Warning - photo-heavy post follows. And since it was a gray and muddy day outdoors, all photos were taken inside, and before the quilt had its first bath to remove the quilting markers.
I am loving the back as much as the front, just wish you could see the true beauty of the two buttery yellow tone on tone fabrics used, though my old camera has not cooperated all that well. Most of the photos are a bit washed out on the lower right, probably due to the light from the windows. Flash or no flash, not much difference.
Truly, I think I love the back just as much, or maybe even a bit more than the front. The quilting shows up so nicely and the loft from the wool batting. And I loved that lone block that turned out too large for the front - just had to include it somewhere!
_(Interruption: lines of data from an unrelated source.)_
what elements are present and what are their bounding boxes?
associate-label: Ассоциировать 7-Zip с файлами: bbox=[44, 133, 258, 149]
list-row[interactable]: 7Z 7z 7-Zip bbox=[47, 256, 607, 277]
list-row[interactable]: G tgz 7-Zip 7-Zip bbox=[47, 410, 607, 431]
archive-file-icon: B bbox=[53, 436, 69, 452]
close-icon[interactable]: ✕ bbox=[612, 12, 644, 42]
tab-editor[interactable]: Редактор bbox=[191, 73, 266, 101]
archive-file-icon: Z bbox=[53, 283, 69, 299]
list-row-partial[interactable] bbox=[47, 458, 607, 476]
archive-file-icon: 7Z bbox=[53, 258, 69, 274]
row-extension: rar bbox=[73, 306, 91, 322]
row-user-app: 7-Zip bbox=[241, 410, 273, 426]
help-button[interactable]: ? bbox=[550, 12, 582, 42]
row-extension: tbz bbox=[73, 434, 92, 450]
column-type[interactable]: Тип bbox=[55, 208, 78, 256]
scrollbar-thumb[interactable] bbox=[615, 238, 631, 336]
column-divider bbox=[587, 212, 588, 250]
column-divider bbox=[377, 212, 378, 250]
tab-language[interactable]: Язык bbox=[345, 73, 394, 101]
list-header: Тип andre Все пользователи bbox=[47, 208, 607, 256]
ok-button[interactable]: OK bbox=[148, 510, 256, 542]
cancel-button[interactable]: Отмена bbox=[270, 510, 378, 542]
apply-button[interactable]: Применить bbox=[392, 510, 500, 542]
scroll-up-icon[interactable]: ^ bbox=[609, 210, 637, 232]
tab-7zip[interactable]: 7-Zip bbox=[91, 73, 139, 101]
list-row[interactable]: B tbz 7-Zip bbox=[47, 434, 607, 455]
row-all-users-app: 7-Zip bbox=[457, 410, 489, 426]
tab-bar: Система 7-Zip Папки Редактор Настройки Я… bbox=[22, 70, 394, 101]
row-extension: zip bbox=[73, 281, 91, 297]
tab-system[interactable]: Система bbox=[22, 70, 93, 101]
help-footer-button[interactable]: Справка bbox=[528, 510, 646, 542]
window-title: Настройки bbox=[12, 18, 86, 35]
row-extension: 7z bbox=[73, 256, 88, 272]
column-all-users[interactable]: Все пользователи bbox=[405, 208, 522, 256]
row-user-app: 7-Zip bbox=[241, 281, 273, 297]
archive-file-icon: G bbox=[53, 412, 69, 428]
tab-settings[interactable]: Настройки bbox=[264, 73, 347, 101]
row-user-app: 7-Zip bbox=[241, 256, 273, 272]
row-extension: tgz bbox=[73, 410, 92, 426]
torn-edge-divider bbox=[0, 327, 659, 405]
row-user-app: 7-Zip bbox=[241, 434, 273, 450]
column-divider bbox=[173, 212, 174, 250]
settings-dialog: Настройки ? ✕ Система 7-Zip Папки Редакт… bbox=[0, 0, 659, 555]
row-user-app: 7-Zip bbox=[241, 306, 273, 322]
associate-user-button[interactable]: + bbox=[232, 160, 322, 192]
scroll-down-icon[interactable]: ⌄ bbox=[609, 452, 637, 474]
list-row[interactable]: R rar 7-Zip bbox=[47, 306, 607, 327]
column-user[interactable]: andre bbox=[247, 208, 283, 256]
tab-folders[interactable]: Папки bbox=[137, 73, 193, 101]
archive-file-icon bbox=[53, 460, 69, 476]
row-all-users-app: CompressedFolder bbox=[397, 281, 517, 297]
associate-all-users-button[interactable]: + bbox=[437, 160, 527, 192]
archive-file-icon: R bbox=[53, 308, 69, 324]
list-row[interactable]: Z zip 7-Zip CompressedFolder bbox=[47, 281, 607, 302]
The Westering Women quilt was a block of the month quiltalong on Barbara Brackman's Civil War Quilts blog from 2016. Here are the blocks I made during the BOM, in no particular order:
Lastly, a rogue block, when a bit of rebellion against 13 set-in seams occurred. Dirty snowballs seemed an appropriate substitute to me, since those weary travelers likely encountered muddy snow conditions in the final late autumn mountain passes before reaching their destination in the Yamhill Valley.
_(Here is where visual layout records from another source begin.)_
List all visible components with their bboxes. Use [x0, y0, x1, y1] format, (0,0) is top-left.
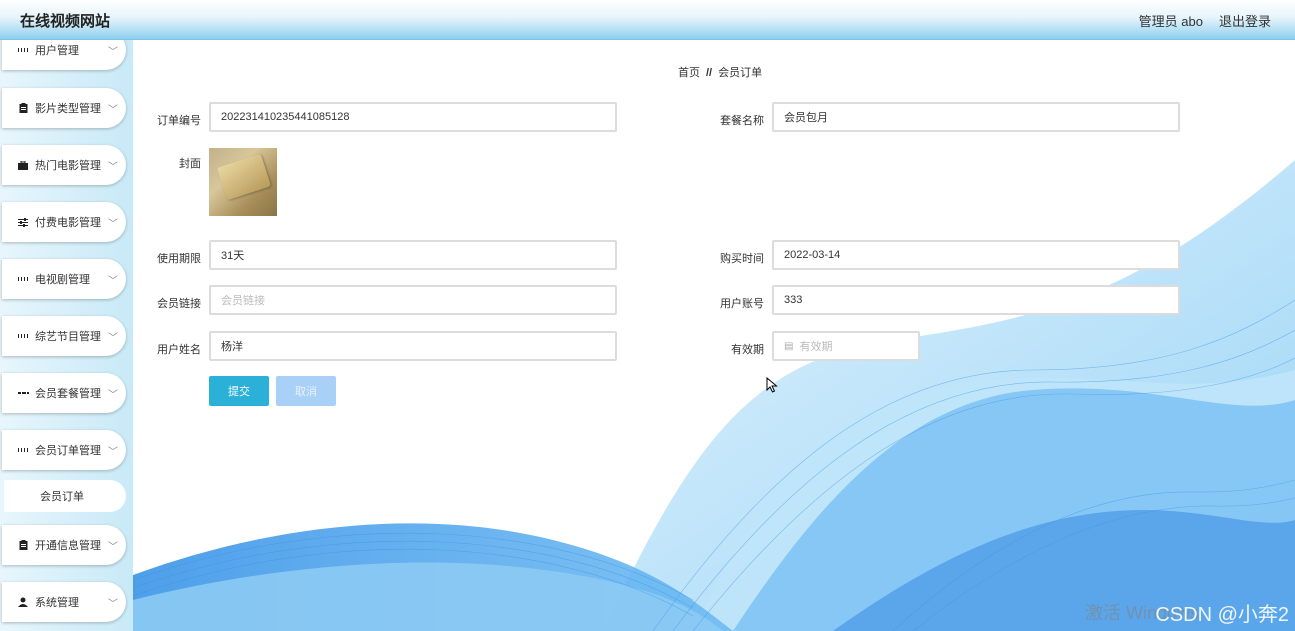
breadcrumb-separator: // [706, 67, 713, 79]
sidebar-item-label: 影片类型管理 [35, 103, 101, 115]
sidebar-item-paid-movie-management[interactable]: 付费电影管理 ﹀ [2, 202, 126, 242]
chevron-down-icon: ﹀ [108, 447, 118, 458]
breadcrumb-home[interactable]: 首页 [678, 67, 700, 79]
purchase-time-input[interactable]: 2022-03-14 [772, 240, 1180, 270]
membership-card-image [216, 153, 272, 201]
package-name-label: 套餐名称 [720, 115, 764, 127]
logout-link[interactable]: 退出登录 [1219, 11, 1271, 30]
sidebar-item-label: 用户管理 [35, 45, 79, 57]
cancel-button[interactable]: 取消 [276, 376, 336, 406]
chevron-down-icon: ﹀ [108, 162, 118, 173]
sidebar-item-label: 热门电影管理 [35, 160, 101, 172]
chevron-down-icon: ﹀ [108, 542, 118, 553]
chevron-down-icon: ﹀ [108, 333, 118, 344]
site-title: 在线视频网站 [20, 13, 111, 30]
sidebar-item-membership-package-management[interactable]: 会员套餐管理 ﹀ [2, 373, 126, 413]
admin-label: 管理员 abo [1138, 14, 1203, 29]
user-name-label: 用户姓名 [157, 344, 201, 356]
grid9-icon [18, 388, 28, 398]
chevron-down-icon: ﹀ [108, 276, 118, 287]
briefcase-icon [18, 160, 28, 170]
sidebar-item-hot-movie-management[interactable]: 热门电影管理 ﹀ [2, 145, 126, 185]
sidebar: 用户管理 ﹀ 影片类型管理 ﹀ 热门电影管理 ﹀ 付费电影管理 ﹀ 电视剧管理 … [0, 40, 133, 631]
sidebar-item-user-management[interactable]: 用户管理 ﹀ [2, 40, 126, 70]
sidebar-item-label: 开通信息管理 [35, 540, 101, 552]
member-link-input[interactable]: 会员链接 [209, 285, 617, 315]
chevron-down-icon: ﹀ [108, 390, 118, 401]
order-no-label: 订单编号 [157, 115, 201, 127]
cover-image[interactable] [209, 148, 277, 216]
sidebar-item-system-management[interactable]: 系统管理 ﹀ [2, 582, 126, 622]
sidebar-item-variety-show-management[interactable]: 综艺节目管理 ﹀ [2, 316, 126, 356]
sidebar-item-membership-order-management[interactable]: 会员订单管理 ﹀ [2, 430, 126, 470]
sidebar-item-tv-series-management[interactable]: 电视剧管理 ﹀ [2, 259, 126, 299]
grid-icon [18, 445, 28, 455]
submit-button[interactable]: 提交 [209, 376, 269, 406]
validity-date-picker[interactable]: ▤ 有效期 [772, 331, 920, 361]
duration-label: 使用期限 [157, 253, 201, 265]
user-account-label: 用户账号 [720, 298, 764, 310]
grid-icon [18, 45, 28, 55]
sidebar-item-activation-info-management[interactable]: 开通信息管理 ﹀ [2, 525, 126, 565]
sidebar-item-film-type-management[interactable]: 影片类型管理 ﹀ [2, 88, 126, 128]
user-icon [18, 597, 28, 607]
breadcrumb: 首页 // 会员订单 [678, 64, 762, 80]
sidebar-item-label: 付费电影管理 [35, 217, 101, 229]
user-name-input[interactable]: 杨洋 [209, 331, 617, 361]
sidebar-subitem-label: 会员订单 [40, 491, 84, 503]
validity-placeholder: 有效期 [799, 341, 833, 353]
chevron-down-icon: ﹀ [108, 599, 118, 610]
duration-input[interactable]: 31天 [209, 240, 617, 270]
cover-label: 封面 [179, 158, 201, 170]
sliders-icon [18, 217, 28, 227]
chevron-down-icon: ﹀ [108, 105, 118, 116]
csdn-watermark: CSDN @小奔2 [1155, 604, 1289, 626]
member-link-label: 会员链接 [157, 298, 201, 310]
user-account-input[interactable]: 333 [772, 285, 1180, 315]
validity-label: 有效期 [731, 344, 764, 356]
sidebar-subitem-membership-order[interactable]: 会员订单 [4, 480, 126, 512]
sidebar-item-label: 电视剧管理 [35, 274, 90, 286]
header-user-area: 管理员 abo 退出登录 [1139, 11, 1271, 30]
top-header: 在线视频网站 管理员 abo 退出登录 [0, 0, 1295, 40]
mouse-cursor-icon [766, 377, 778, 393]
package-name-input[interactable]: 会员包月 [772, 102, 1180, 132]
clipboard-icon [18, 103, 28, 113]
grid-icon [18, 331, 28, 341]
main-content: 首页 // 会员订单 订单编号 202231410235441085128 套餐名称… [133, 40, 1295, 631]
sidebar-item-label: 系统管理 [35, 597, 79, 609]
grid-icon [18, 274, 28, 284]
clipboard-icon [18, 540, 28, 550]
calendar-icon: ▤ [784, 340, 794, 352]
sidebar-item-label: 综艺节目管理 [35, 331, 101, 343]
chevron-down-icon: ﹀ [108, 219, 118, 230]
breadcrumb-current: 会员订单 [718, 67, 763, 79]
chevron-down-icon: ﹀ [108, 47, 118, 58]
order-no-input[interactable]: 202231410235441085128 [209, 102, 617, 132]
purchase-time-label: 购买时间 [720, 253, 764, 265]
sidebar-item-label: 会员订单管理 [35, 445, 101, 457]
sidebar-item-label: 会员套餐管理 [35, 388, 101, 400]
A number of scenarios for my intrepid traveler went through my mind as I stitched the very scrappy blocks. My Westering Woman began her journey as a single young woman traveling with her sister's family. She had apprenticed with her aunt, an experienced midwife in the Allegany Mountains of the western New York-Pennsylvania border, and knew she would be able to support herself if necessary once she arrived in Oregon. She met and later married a young man from a neighboring county who also traveled with the wagon train, in charge of driving the second wagon for his brother's large family. Her little bundle of fabric scraps came from dresses of her family and friends back east, each a remembrance of a loved one who she was unlikely to see again in her lifetime. She stitched her blocks during the first cold winter months in Oregon in the tiny cabin her new husband had hastily built when they arrived, and after they harvested their first crop of wheat he brought home a length of fabric as a gift, enough for her to fashion a new dress and enough extra to border her quilt.
She accepted a lovely wool fleece in payment for delivering a neighbor's baby that next summer, and commenced to quilting her completed top.
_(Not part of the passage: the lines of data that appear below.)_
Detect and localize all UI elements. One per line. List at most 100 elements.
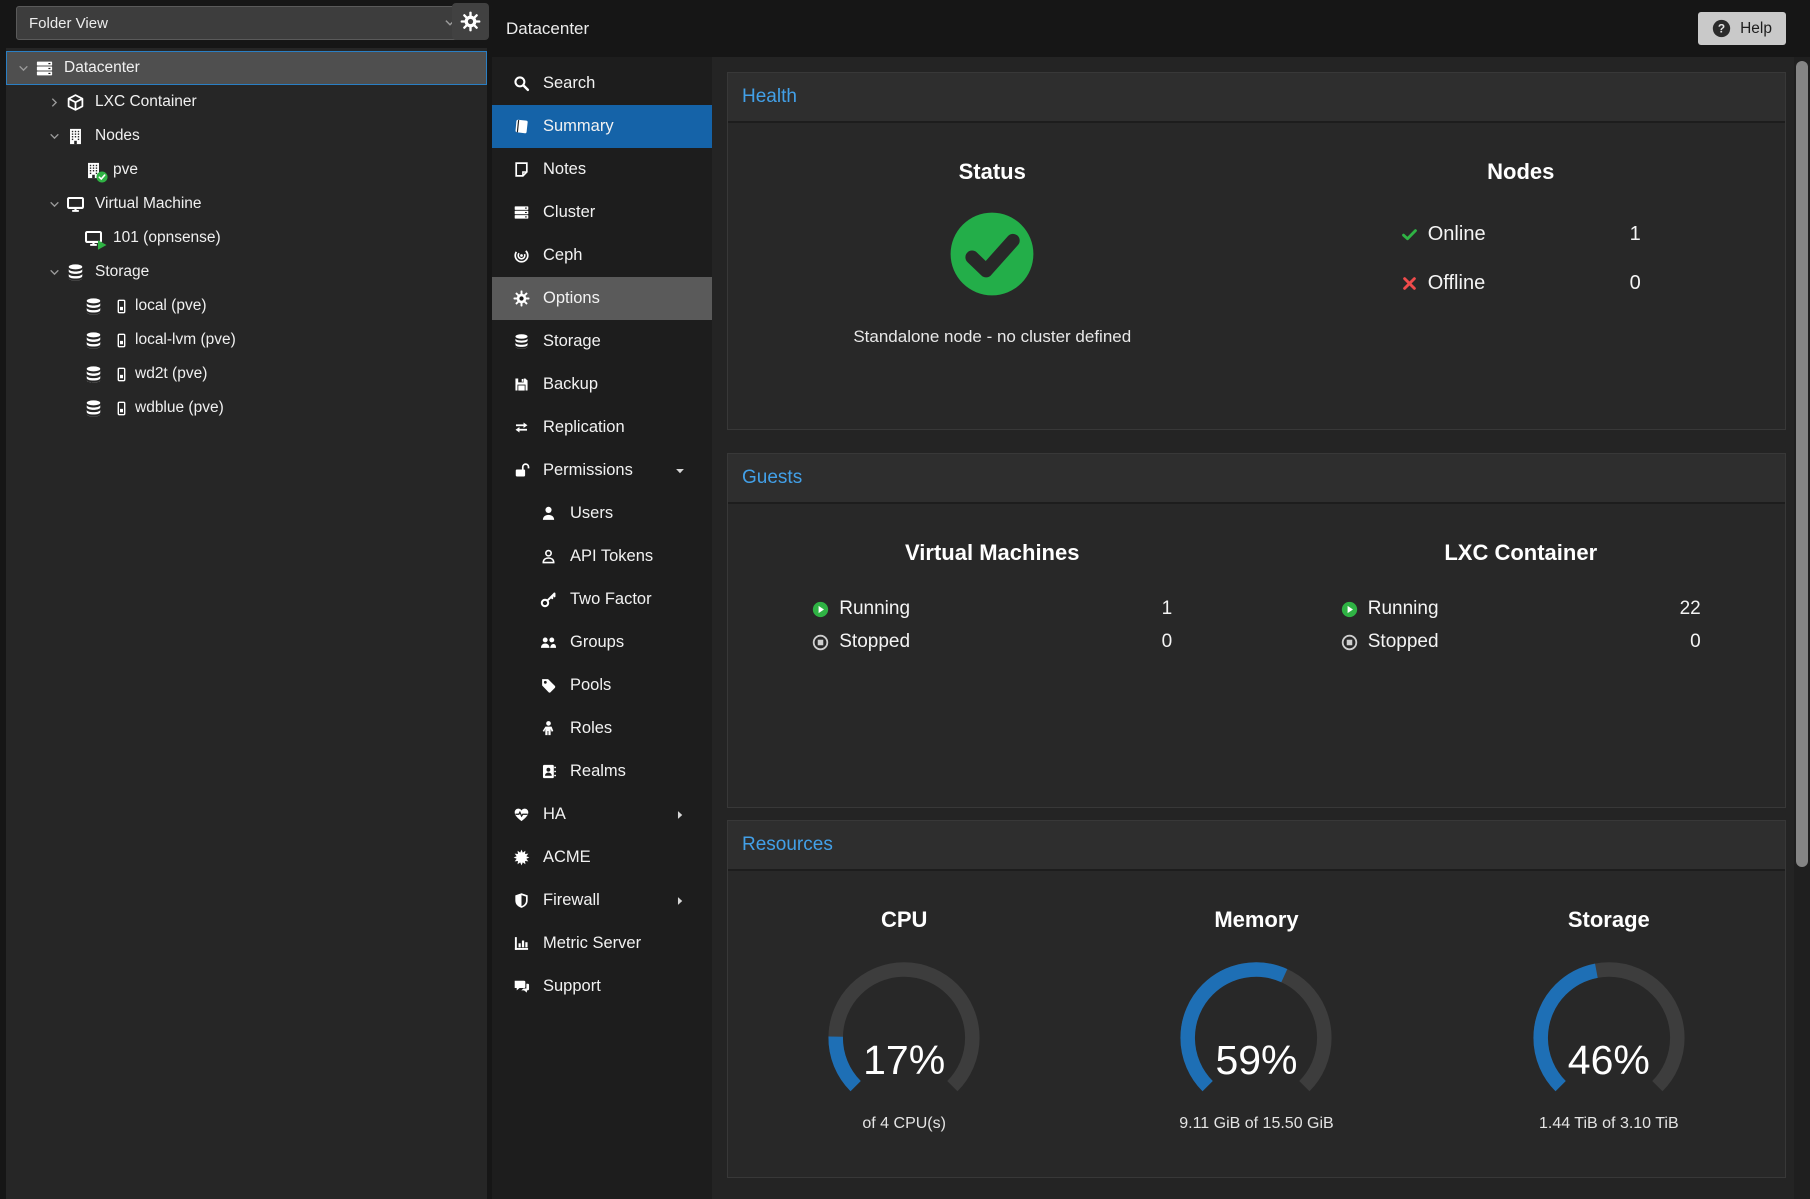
tree-item-lxc-container[interactable]: LXC Container — [6, 85, 487, 119]
proxmox-datacenter-app: Folder View DatacenterLXC ContainerNodes… — [0, 0, 1810, 1199]
gauge-cpu: CPU17%of 4 CPU(s) — [728, 871, 1080, 1133]
database-icon — [66, 263, 85, 282]
check-icon — [1401, 226, 1418, 243]
tree-item-datacenter[interactable]: Datacenter — [6, 51, 487, 85]
nav-item-backup[interactable]: Backup — [492, 363, 712, 406]
nav-item-storage[interactable]: Storage — [492, 320, 712, 363]
stop-circle-icon — [1341, 634, 1358, 651]
cube-icon — [66, 93, 85, 112]
drive-icon — [114, 333, 129, 348]
nodes-heading: Nodes — [1487, 159, 1554, 185]
nav-item-summary[interactable]: Summary — [492, 105, 712, 148]
vertical-scrollbar[interactable] — [1794, 57, 1810, 1199]
tree-item-label: Datacenter — [64, 59, 140, 77]
tree-item-wd2t-pve[interactable]: wd2t (pve) — [6, 357, 487, 391]
nav-item-cluster[interactable]: Cluster — [492, 191, 712, 234]
stop-circle-icon — [1341, 634, 1358, 651]
help-button-label: Help — [1740, 20, 1772, 38]
nav-item-support[interactable]: Support — [492, 965, 712, 1008]
nav-item-permissions[interactable]: Permissions — [492, 449, 712, 492]
node-status-value: 1 — [1630, 223, 1641, 246]
ceph-icon — [513, 247, 530, 264]
play-circle-icon — [812, 601, 829, 618]
unlock-icon — [513, 462, 530, 479]
caret-down-icon — [674, 465, 686, 477]
drive-icon — [114, 299, 129, 314]
nav-item-notes[interactable]: Notes — [492, 148, 712, 191]
tree-item-local-lvm-pve[interactable]: local-lvm (pve) — [6, 323, 487, 357]
tree-item-101-opnsense[interactable]: 101 (opnsense) — [6, 221, 487, 255]
nav-item-label: Search — [543, 74, 595, 93]
nav-item-groups[interactable]: Groups — [492, 621, 712, 664]
nav-item-options[interactable]: Options — [492, 277, 712, 320]
address-book-icon — [540, 763, 557, 780]
nav-item-api-tokens[interactable]: API Tokens — [492, 535, 712, 578]
check-icon — [1401, 226, 1418, 243]
nav-item-acme[interactable]: ACME — [492, 836, 712, 879]
tree-item-virtual-machine[interactable]: Virtual Machine — [6, 187, 487, 221]
nav-item-search[interactable]: Search — [492, 62, 712, 105]
caret-right-icon — [674, 809, 686, 821]
nav-item-label: Firewall — [543, 891, 600, 910]
nav-item-realms[interactable]: Realms — [492, 750, 712, 793]
gauge-percent: 59% — [1168, 1037, 1344, 1084]
nav-item-roles[interactable]: Roles — [492, 707, 712, 750]
desktop-icon — [66, 195, 85, 214]
nav-item-label: Pools — [570, 676, 611, 695]
building-icon — [66, 127, 85, 146]
chevron-down-icon — [48, 130, 61, 143]
scrollbar-thumb[interactable] — [1796, 61, 1808, 867]
stop-circle-icon — [812, 634, 829, 651]
nav-item-label: Replication — [543, 418, 625, 437]
status-column: Status Standalone node - no cluster defi… — [728, 123, 1257, 347]
tree-item-pve[interactable]: pve — [6, 153, 487, 187]
database-icon — [84, 297, 103, 316]
gauge-heading: CPU — [881, 907, 927, 933]
folder-view-select[interactable]: Folder View — [16, 6, 470, 40]
check-badge-icon — [96, 171, 108, 183]
nav-item-label: Cluster — [543, 203, 595, 222]
node-status-label: Offline — [1428, 272, 1485, 295]
tree-item-wdblue-pve[interactable]: wdblue (pve) — [6, 391, 487, 425]
nav-item-ha[interactable]: HA — [492, 793, 712, 836]
caret-right-icon — [674, 895, 686, 907]
help-button[interactable]: ? Help — [1698, 12, 1786, 45]
database-icon — [84, 399, 103, 418]
tree-item-nodes[interactable]: Nodes — [6, 119, 487, 153]
person-icon — [540, 720, 557, 737]
ceph-icon — [513, 247, 530, 264]
caret-right-icon — [674, 895, 686, 907]
nav-item-replication[interactable]: Replication — [492, 406, 712, 449]
play-badge-icon — [96, 239, 108, 251]
nav-item-ceph[interactable]: Ceph — [492, 234, 712, 277]
guests-title: Guests — [742, 467, 802, 489]
chevron-down-icon — [48, 130, 61, 143]
nav-item-firewall[interactable]: Firewall — [492, 879, 712, 922]
status-ok-icon — [949, 211, 1035, 297]
tree-item-local-pve[interactable]: local (pve) — [6, 289, 487, 323]
health-panel-body: Status Standalone node - no cluster defi… — [728, 123, 1785, 347]
gauge-heading: Storage — [1568, 907, 1650, 933]
nav-item-metric-server[interactable]: Metric Server — [492, 922, 712, 965]
key-icon — [540, 591, 557, 608]
question-circle-icon: ? — [1712, 19, 1731, 38]
building-icon — [84, 161, 103, 180]
nav-item-label: Permissions — [543, 461, 633, 480]
gauge-detail: 9.11 GiB of 15.50 GiB — [1179, 1115, 1333, 1133]
server-icon — [35, 59, 54, 78]
drive-icon — [114, 299, 129, 314]
tree-item-storage[interactable]: Storage — [6, 255, 487, 289]
nav-item-users[interactable]: Users — [492, 492, 712, 535]
check-circle-big-icon — [949, 211, 1035, 297]
note-icon — [513, 161, 530, 178]
stop-circle-icon — [812, 634, 829, 651]
nav-item-two-factor[interactable]: Two Factor — [492, 578, 712, 621]
note-icon — [513, 161, 530, 178]
chart-icon — [513, 935, 530, 952]
gauge-arc: 17% — [816, 959, 992, 1099]
tree-settings-button[interactable] — [452, 3, 489, 40]
nav-item-pools[interactable]: Pools — [492, 664, 712, 707]
guest-rows: Running1Stopped0 — [812, 598, 1172, 653]
gauge-percent: 17% — [816, 1037, 992, 1084]
gauge-percent: 46% — [1521, 1037, 1697, 1084]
Quilting with wool batting was a dream, so easy compared with cotton, and I love the look of the Baptist fan pattern. I used Aurifil 12 weight thread, doing what I call a little big stitch. I wondered what the wool shrinkage would be, and was happily surprised that it was not as much as some of the most recent quilts made using a Pellon cotton batting. The quilt finished at 80x65 inches before washing, 77-1/2 x 62-1/2 after a cold water wash and 30 minutes of air dry, followed by 15 minutes on the delicate setting in the dryer. It's finishing drying on the guest bed and I'm planning to sleep under it tonight.
This was my second oldest UFO. Now to finish the quilting on what seems to have become my personal albatross quilt - my king-size Quilty 365. Maybe if I persevere, by the end of this year? Time will tell, but I'd love to see that one in the finished column soon!